Forward March towards Our Lord Jesus

by | Nov 26, 2019 | Formation, Reflections

Jesus Christ is the leader and perfecter of faith. Fixing our eyes on him, we go forward with firm decision to reach what lies ahead.

St. Paul says that “our salvation is nearer now than when we first believed.” The saying shows that, for him, time moves forward. That is to say, time is lineal, making its way and advancing, under God’s providence, toward a sure goal.

And this point of view belongs, yes, to all of us who call ourselves Christians. For those who truly belong to Christ, are Abraham’s descendant, heirs to the promise (Gal 3, 29). So, it does not fit us to live as though time were cyclical. No, liturgical seasons do not go around like a merry-go-round. Events do not repeat themselves. Nor do the same things keep coming back in the same way.
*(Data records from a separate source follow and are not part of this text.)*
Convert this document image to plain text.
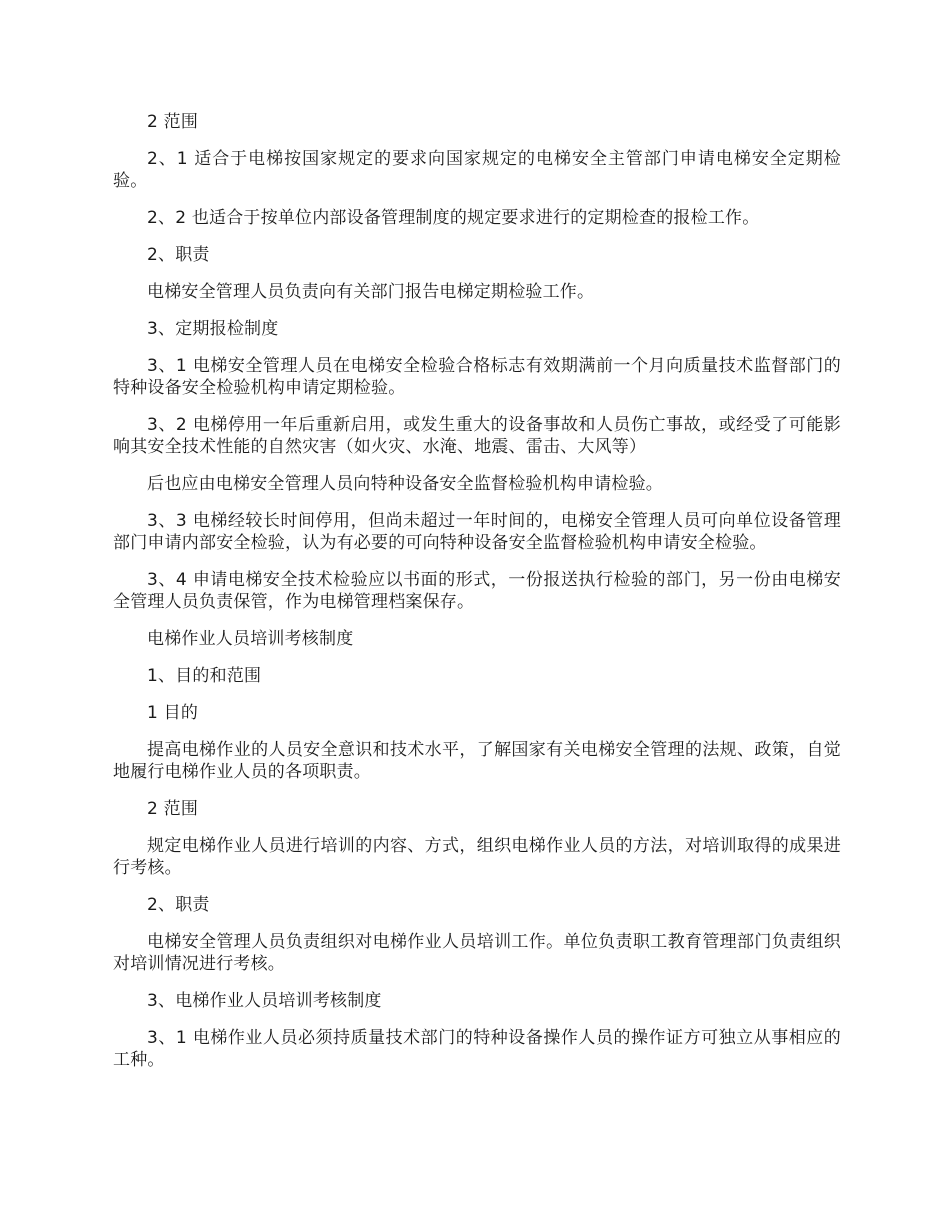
2 范围

2、1 适合于电梯按国家规定的要求向国家规定的电梯安全主管部门申请电梯安全定期检验。

2、2 也适合于按单位内部设备管理制度的规定要求进行的定期检查的报检工作。

2、职责

电梯安全管理人员负责向有关部门报告电梯定期检验工作。

3、定期报检制度

3、1 电梯安全管理人员在电梯安全检验合格标志有效期满前一个月向质量技术监督部门的特种设备安全检验机构申请定期检验。

3、2 电梯停用一年后重新启用，或发生重大的设备事故和人员伤亡事故，或经受了可能影响其安全技术性能的自然灾害（如火灾、水淹、地震、雷击、大风等）

后也应由电梯安全管理人员向特种设备安全监督检验机构申请检验。

3、3 电梯经较长时间停用，但尚未超过一年时间的，电梯安全管理人员可向单位设备管理部门申请内部安全检验，认为有必要的可向特种设备安全监督检验机构申请安全检验。

3、4 申请电梯安全技术检验应以书面的形式，一份报送执行检验的部门，另一份由电梯安全管理人员负责保管，作为电梯管理档案保存。

电梯作业人员培训考核制度

1、目的和范围

1 目的

提高电梯作业的人员安全意识和技术水平，了解国家有关电梯安全管理的法规、政策，自觉地履行电梯作业人员的各项职责。

2 范围

规定电梯作业人员进行培训的内容、方式，组织电梯作业人员的方法，对培训取得的成果进行考核。

2、职责

电梯安全管理人员负责组织对电梯作业人员培训工作。单位负责职工教育管理部门负责组织对培训情况进行考核。

3、电梯作业人员培训考核制度

3、1 电梯作业人员必须持质量技术部门的特种设备操作人员的操作证方可独立从事相应的工种。
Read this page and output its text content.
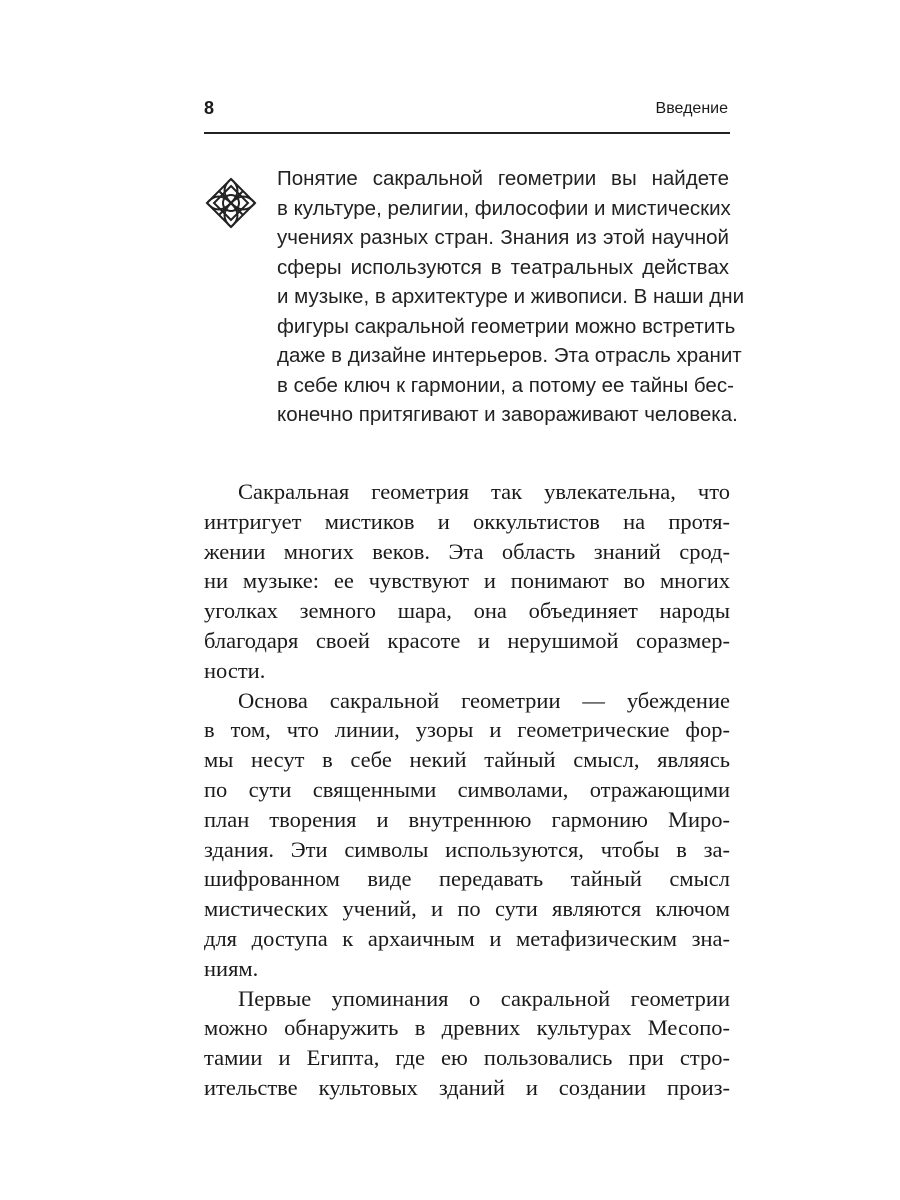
8	Введение
Понятие сакральной геометрии вы найдете
в культуре, религии, философии и мистических
учениях разных стран. Знания из этой научной
сферы используются в театральных действах
и музыке, в архитектуре и живописи. В наши дни
фигуры сакральной геометрии можно встретить
даже в дизайне интерьеров. Эта отрасль хранит
в себе ключ к гармонии, а потому ее тайны бес-
конечно притягивают и завораживают человека.
Сакральная геометрия так увлекательна, что
интригует мистиков и оккультистов на протя-
жении многих веков. Эта область знаний срод-
ни музыке: ее чувствуют и понимают во многих
уголках земного шара, она объединяет народы
благодаря своей красоте и нерушимой соразмер-
ности.
Основа сакральной геометрии — убеждение
в том, что линии, узоры и геометрические фор-
мы несут в себе некий тайный смысл, являясь
по сути священными символами, отражающими
план творения и внутреннюю гармонию Миро-
здания. Эти символы используются, чтобы в за-
шифрованном виде передавать тайный смысл
мистических учений, и по сути являются ключом
для доступа к архаичным и метафизическим зна-
ниям.
Первые упоминания о сакральной геометрии
можно обнаружить в древних культурах Месопо-
тамии и Египта, где ею пользовались при стро-
ительстве культовых зданий и создании произ-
So then, Advent this year is not just another Advent. Rather, it is as unique and unrepeatable as any Advent in the past. It is a step forward towards where we want to get to. It is quite different from the one before or after it. And with each passing Advent or liturgical season, we are closer to our goal. Unless we stay stagnant, falling back, in effect, for not going forward (SV.EN II:146).

And we could easily become stagnant should we look out only for our own affairs, tasks, interests, pleasures. Should our concerns have to do mainly with our rooms, our books, our Masses (SV.EN XI:190), with our devotions and novenas. Self-absorbed in that way, we turn insensitive to Jesus who draws near to us in the person of the poor.
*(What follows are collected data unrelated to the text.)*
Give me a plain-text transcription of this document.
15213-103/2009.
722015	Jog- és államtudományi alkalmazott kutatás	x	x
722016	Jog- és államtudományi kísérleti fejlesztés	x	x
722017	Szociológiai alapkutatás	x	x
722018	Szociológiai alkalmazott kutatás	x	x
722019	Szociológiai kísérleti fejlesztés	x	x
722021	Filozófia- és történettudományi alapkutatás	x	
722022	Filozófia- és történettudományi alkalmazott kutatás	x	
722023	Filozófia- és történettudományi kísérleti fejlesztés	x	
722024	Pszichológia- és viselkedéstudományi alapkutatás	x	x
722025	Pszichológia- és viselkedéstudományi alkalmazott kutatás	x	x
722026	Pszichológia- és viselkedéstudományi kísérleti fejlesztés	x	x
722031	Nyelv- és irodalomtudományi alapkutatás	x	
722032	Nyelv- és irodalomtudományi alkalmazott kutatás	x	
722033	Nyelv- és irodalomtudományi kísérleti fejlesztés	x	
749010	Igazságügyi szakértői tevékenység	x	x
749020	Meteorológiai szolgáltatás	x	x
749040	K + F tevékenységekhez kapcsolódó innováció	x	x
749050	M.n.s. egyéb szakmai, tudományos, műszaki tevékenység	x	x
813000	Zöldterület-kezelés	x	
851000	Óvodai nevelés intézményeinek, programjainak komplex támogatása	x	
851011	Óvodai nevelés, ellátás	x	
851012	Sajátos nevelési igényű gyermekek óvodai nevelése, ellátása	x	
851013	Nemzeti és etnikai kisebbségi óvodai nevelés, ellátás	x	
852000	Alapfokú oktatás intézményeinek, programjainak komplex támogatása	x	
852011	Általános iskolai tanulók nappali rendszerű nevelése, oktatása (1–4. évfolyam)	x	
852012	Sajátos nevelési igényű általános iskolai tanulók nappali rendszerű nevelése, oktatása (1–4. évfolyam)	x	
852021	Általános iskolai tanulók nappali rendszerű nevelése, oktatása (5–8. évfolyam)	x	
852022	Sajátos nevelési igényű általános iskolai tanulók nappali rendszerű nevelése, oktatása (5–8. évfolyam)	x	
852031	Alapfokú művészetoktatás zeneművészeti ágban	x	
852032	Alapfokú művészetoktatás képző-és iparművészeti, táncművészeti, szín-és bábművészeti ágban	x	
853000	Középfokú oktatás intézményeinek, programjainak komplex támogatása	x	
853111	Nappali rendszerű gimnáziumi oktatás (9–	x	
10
To get ahead, straining forward, as Christians, we need eyes that see poor people and a heart that feels for them.

It is because Christianity is not only about looking inside; its heart feels for those who are helpless (J.A. Pagola). So, “we cannot isolate ourselves in our religion so as not to hear the cry of those who die of hunger….” For most likely, “the little sensibility there is to the immense suffering in our world” shows that, paralyzed by selfish worries, we cannot march forward. More than ever, then, it is time for us “to leave God for God” (SV.EN IX:252), to step forward and get ahead as Church.
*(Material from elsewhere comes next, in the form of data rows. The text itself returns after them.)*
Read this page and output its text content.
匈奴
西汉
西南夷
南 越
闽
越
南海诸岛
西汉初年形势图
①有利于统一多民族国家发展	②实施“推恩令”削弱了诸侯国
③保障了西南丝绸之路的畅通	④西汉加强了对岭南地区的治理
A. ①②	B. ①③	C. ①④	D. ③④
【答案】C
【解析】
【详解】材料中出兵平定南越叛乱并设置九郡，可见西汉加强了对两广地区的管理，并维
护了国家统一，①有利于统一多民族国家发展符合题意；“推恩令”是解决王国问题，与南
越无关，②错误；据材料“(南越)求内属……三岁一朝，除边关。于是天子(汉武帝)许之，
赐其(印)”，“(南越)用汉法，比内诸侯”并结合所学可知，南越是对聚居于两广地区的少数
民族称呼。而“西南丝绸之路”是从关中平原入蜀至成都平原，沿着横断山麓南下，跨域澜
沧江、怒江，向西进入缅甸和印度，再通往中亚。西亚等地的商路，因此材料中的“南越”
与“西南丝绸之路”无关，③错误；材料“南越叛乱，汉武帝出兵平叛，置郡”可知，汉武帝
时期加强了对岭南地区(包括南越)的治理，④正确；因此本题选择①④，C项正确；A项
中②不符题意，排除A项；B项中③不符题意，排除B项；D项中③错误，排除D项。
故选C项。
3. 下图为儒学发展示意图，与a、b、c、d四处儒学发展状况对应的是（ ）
And we have to avail of every opportunity to care for the least of Jesus’ brothers and sisters. For if we let it pass, we will never get it back, since time is lineal. And every opportunity we avail of is one more step forward toward the Lord’s mountain, toward God’s house of peace.

Lord Jesus, make us discern your body in our celebrations of your Supper (1 Cor 11, 17-30). In that way, we can get on with our lives as you want, moving forward, strong and healthy.